Loin de la foule déchaînée - Thomas Hardy
"Je ne peux pas réfléchir en plein air, toutes mes pensées s'envolent."
La campagne anglaise dans les années 1870 : des vallons verdoyants, des collines boisées, des ruisseaux murmurants et des troupeaux de moutons. Après des années de labeur, le berger Gabriel Oak a réussi a acquérir son propre troupeau sur lequel il veille avec un soin jaloux. La première fois que sa route croise celle de la jeune Bathsheba Everdene, c'est pour la surprendre dans un geste de suprême coquetterie : la belle se mire dans un miroir. Il la catalogue illico dans le rayon des vaniteuses, mais n'en tombe pas moins très amoureux. Il lui faudra peu de temps pour se hasarder à faire une demande en mariage et encore moins de temps pour essuyer un refus net et catégorique.
"Il aurait désiré lui faire connaître ses sentiments, mais se savait aussi peu capable de les enfermer dans les grosses mailles du langage que de retenir un parfum dans un filet."
Puis la situation du jeune homme change du tout au tout. Il perd son troupeau et le voici à nouveau obligé de se placer comme berger. La fortune de Bathsheba subit un mouvement exactement inverse : l'orpheline hérite de son oncle et se retrouve maîtresse d'une coquette ferme. C'est chez elle que Gabriel trouve finalement un emploi. Bathsheba, qui décide de mener elle-même ses affaires, devient vite l'objet des attentions de tout le voisinage qui admire autant sa grande beauté que son indépendance. Une jeune personne qui n'a pas froid aux yeux et va se livrer à une plaisanterie innocente qui aura des conséquences inattendues…

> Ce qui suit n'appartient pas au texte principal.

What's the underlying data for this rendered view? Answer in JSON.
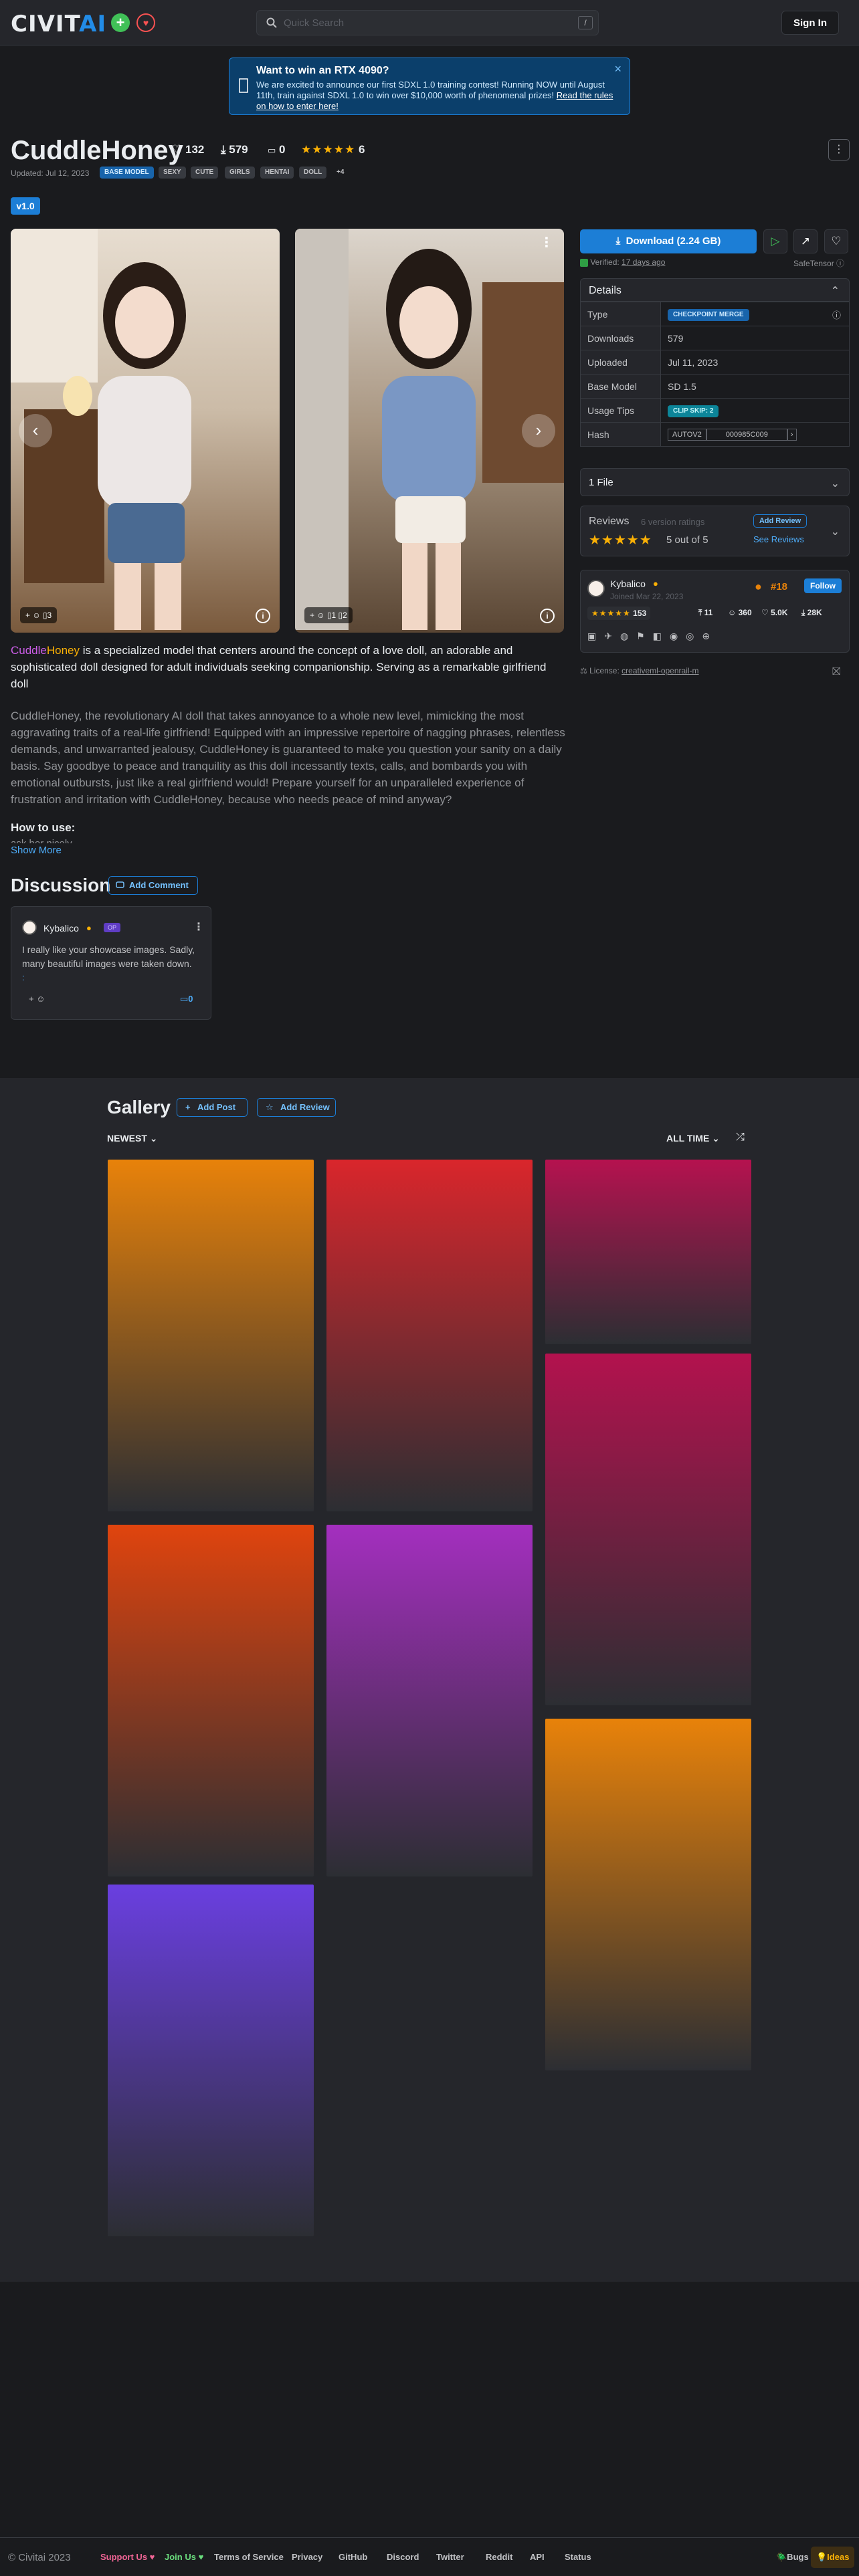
{
  "header": {
    "logo_main": "CIVIT",
    "logo_accent": "AI",
    "search_placeholder": "Quick Search",
    "search_shortcut": "/",
    "signin": "Sign In"
  },
  "alert": {
    "title": "Want to win an RTX 4090?",
    "message": "We are excited to announce our first SDXL 1.0 training contest! Running NOW until August 11th, train against SDXL 1.0 to win over $10,000 worth of phenomenal prizes!",
    "link": "Read the rules on how to enter here!",
    "close": "×"
  },
  "model": {
    "title": "CuddleHoney",
    "likes": "132",
    "downloads": "579",
    "comments": "0",
    "rating_count": "6",
    "updated": "Updated: Jul 12, 2023",
    "tags": [
      "BASE MODEL",
      "SEXY",
      "CUTE",
      "GIRLS",
      "HENTAI",
      "DOLL",
      "+4"
    ],
    "version": "v1.0",
    "stars": "★★★★★"
  },
  "images": [
    {
      "reactions": "+ ☺",
      "comments": "▯3",
      "colors": [
        "#d8cfc4",
        "#6b4e36"
      ]
    },
    {
      "reactions": "+ ☺",
      "comments": "▯1 ▯2",
      "colors": [
        "#b9b2aa",
        "#5a4634"
      ]
    }
  ],
  "description": {
    "lead_name_a": "Cuddle",
    "lead_name_b": "Honey",
    "lead_rest": " is a specialized model that centers around the concept of a love doll, an adorable and sophisticated doll designed for adult individuals seeking companionship. Serving as a remarkable girlfriend doll",
    "body": "CuddleHoney, the revolutionary AI doll that takes annoyance to a whole new level, mimicking the most aggravating traits of a real-life girlfriend! Equipped with an impressive repertoire of nagging phrases, relentless demands, and unwarranted jealousy, CuddleHoney is guaranteed to make you question your sanity on a daily basis. Say goodbye to peace and tranquility as this doll incessantly texts, calls, and bombards you with emotional outbursts, just like a real girlfriend would! Prepare yourself for an unparalleled experience of frustration and irritation with CuddleHoney, because who needs peace of mind anyway?",
    "howto_title": "How to use:",
    "howto_text": "ask her nicely",
    "show_more": "Show More"
  },
  "discussion": {
    "title": "Discussion",
    "add_comment": "Add Comment",
    "comment": {
      "user": "Kybalico",
      "badge": "OP",
      "text": "I really like your showcase images. Sadly, many beautiful images were taken down.",
      "ellipsis": ":",
      "reply_count": "0"
    }
  },
  "sidebar": {
    "download": "Download (2.24 GB)",
    "verified": "Verified:",
    "verified_when": "17 days ago",
    "safetensor": "SafeTensor",
    "details_title": "Details",
    "details": [
      {
        "key": "Type",
        "value": "CHECKPOINT MERGE"
      },
      {
        "key": "Downloads",
        "value": "579"
      },
      {
        "key": "Uploaded",
        "value": "Jul 11, 2023"
      },
      {
        "key": "Base Model",
        "value": "SD 1.5"
      },
      {
        "key": "Usage Tips",
        "value": "CLIP SKIP: 2"
      },
      {
        "key": "Hash",
        "value_a": "AUTOV2",
        "value_b": "000985C009"
      }
    ],
    "files": "1 File",
    "reviews": {
      "title": "Reviews",
      "sub": "6 version ratings",
      "stars": "★★★★★",
      "score": "5 out of 5",
      "add": "Add Review",
      "see": "See Reviews"
    },
    "creator": {
      "name": "Kybalico",
      "joined": "Joined Mar 22, 2023",
      "rank": "#18",
      "follow": "Follow",
      "rating": "153",
      "stats": [
        "11",
        "360",
        "5.0K",
        "28K"
      ]
    },
    "license": "License:",
    "license_link": "creativeml-openrail-m"
  },
  "gallery": {
    "title": "Gallery",
    "add_post": "Add Post",
    "add_review": "Add Review",
    "sort": "NEWEST",
    "period": "ALL TIME",
    "tiles": [
      {
        "color": "#e8820a"
      },
      {
        "color": "#d9262c"
      },
      {
        "color": "#b5124f"
      },
      {
        "color": "#b3124e"
      },
      {
        "color": "#e0440e"
      },
      {
        "color": "#a42fbf"
      },
      {
        "color": "#e8820a"
      },
      {
        "color": "#6a3fe0"
      }
    ]
  },
  "footer": {
    "copyright": "© Civitai 2023",
    "links": [
      "Support Us ♥",
      "Join Us ♥",
      "Terms of Service",
      "Privacy",
      "GitHub",
      "Discord",
      "Twitter",
      "Reddit",
      "API",
      "Status"
    ],
    "bugs": "🪲Bugs",
    "ideas": "💡Ideas"
  }
}
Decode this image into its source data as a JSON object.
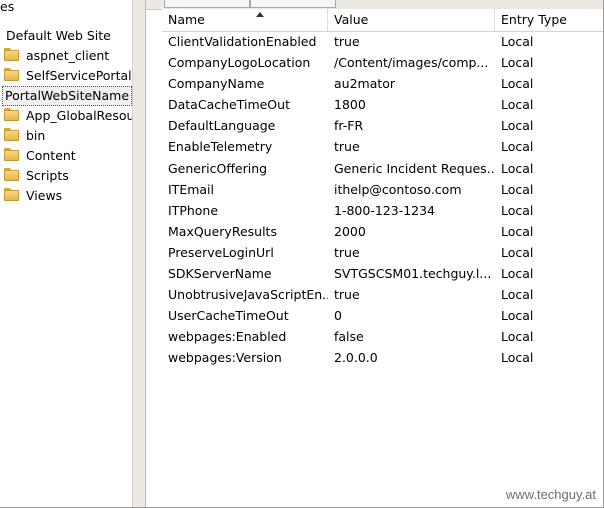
{
  "tree": {
    "fragment_label": "es",
    "site_label": "Default Web Site",
    "items_before": [
      {
        "label": "aspnet_client",
        "icon": "folder-icon"
      },
      {
        "label": "SelfServicePortal",
        "icon": "folder-icon"
      }
    ],
    "selected_label": "PortalWebSiteName",
    "items_after": [
      {
        "label": "App_GlobalResour",
        "icon": "folder-icon"
      },
      {
        "label": "bin",
        "icon": "folder-icon"
      },
      {
        "label": "Content",
        "icon": "folder-icon"
      },
      {
        "label": "Scripts",
        "icon": "folder-icon"
      },
      {
        "label": "Views",
        "icon": "folder-icon"
      }
    ]
  },
  "grid": {
    "columns": {
      "name": "Name",
      "value": "Value",
      "entry_type": "Entry Type"
    },
    "rows": [
      {
        "name": "ClientValidationEnabled",
        "value": "true",
        "entry_type": "Local"
      },
      {
        "name": "CompanyLogoLocation",
        "value": "/Content/images/comp...",
        "entry_type": "Local"
      },
      {
        "name": "CompanyName",
        "value": "au2mator",
        "entry_type": "Local"
      },
      {
        "name": "DataCacheTimeOut",
        "value": "1800",
        "entry_type": "Local"
      },
      {
        "name": "DefaultLanguage",
        "value": "fr-FR",
        "entry_type": "Local"
      },
      {
        "name": "EnableTelemetry",
        "value": "true",
        "entry_type": "Local"
      },
      {
        "name": "GenericOffering",
        "value": "Generic Incident Reques...",
        "entry_type": "Local"
      },
      {
        "name": "ITEmail",
        "value": "ithelp@contoso.com",
        "entry_type": "Local"
      },
      {
        "name": "ITPhone",
        "value": "1-800-123-1234",
        "entry_type": "Local"
      },
      {
        "name": "MaxQueryResults",
        "value": "2000",
        "entry_type": "Local"
      },
      {
        "name": "PreserveLoginUrl",
        "value": "true",
        "entry_type": "Local"
      },
      {
        "name": "SDKServerName",
        "value": "SVTGSCSM01.techguy.l...",
        "entry_type": "Local"
      },
      {
        "name": "UnobtrusiveJavaScriptEn...",
        "value": "true",
        "entry_type": "Local"
      },
      {
        "name": "UserCacheTimeOut",
        "value": "0",
        "entry_type": "Local"
      },
      {
        "name": "webpages:Enabled",
        "value": "false",
        "entry_type": "Local"
      },
      {
        "name": "webpages:Version",
        "value": "2.0.0.0",
        "entry_type": "Local"
      }
    ]
  },
  "watermark": "www.techguy.at",
  "colors": {
    "folder": "#e7b64b",
    "panel_bg": "#ece9e4"
  }
}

"En règle générale, la seule supériorité tolérable chez une femme est celle qui s'ignore ; néanmoins une supériorité consciente d'elle-même peut quelquefois plaire à l'homme en lui suggérant la possibilité de se l'approprier."
Le moins que l'on puisse dire, c'est que ce roman ne manque pas de péripéties, même si tout tourne autour de l'éventuel mariage de Bathsheba. Se mariera-t-elle ? Personne n'en doute. Mais avec qui, et dans quelles circonstances ? Tel est l'enjeu du roman. Et le romancier ne se gêne pas pour bousculer tant et plus son héroïne, très beau personnage, volontaire et romanesque. Plusieurs prétendants vont se succéder, incarnant différentes formes d'amour : romantique, passionnel, sensuel. Tout cela dans une atmosphère très bucolique qui m'a beaucoup plu : paysages campagnards, passage des saisons, longues échappées poétiques vers le ciel et les nuages. Tout le roman est rythmé par les travaux des champs et les épisodes les plus marquants ont pour décor une scène champêtre.
Elle n'est pas très sympathique au départ, Bathsheba, trop orgueilleuse peut-être, trop déterminée, peu empathique. Mais on s'y attache, on la comprend, on la plaint, on la trouve bien bête (elle aussi se trouve un peu sotte, d'ailleurs, mais il est déjà trop tard), et on la voit commettre erreur sur erreur et sacrifier sa liberté à sa vanité. L'auteur semble vouloir nous dire que l'amour est bien souvent une illusion qui nous mène droit dans les mur, à l'image des moutons de Gabriel qui se sont bêtement laissés entraîner dans un gouffre. Mais pour que cette histoire n'ait pas l'air trop dramatique, il la peuple de beaux personnages secondaires qui dessinent un tableau presque idyllique de la vie rurale, auquel s'opposent la complexité de l'âme humaine, les abîmes de l'orgueil et les tourments de la passion.
"Il est difficile à une femme d'exprimer ses sentiments dans un langage presque entièrement formé par les hommes pour exprimer les leurs."
Un roman à la fois sombre et lumineux qui réserve un dénouement surprenant... et très moral.
Traduit de l'anglais par Mathilde Zeys.
Editions Archipoche, 2015 (1e éd. 1874). - 500 pages
Lu dans le cadre du Mois anglais de Lou, Titine et Cryssilda.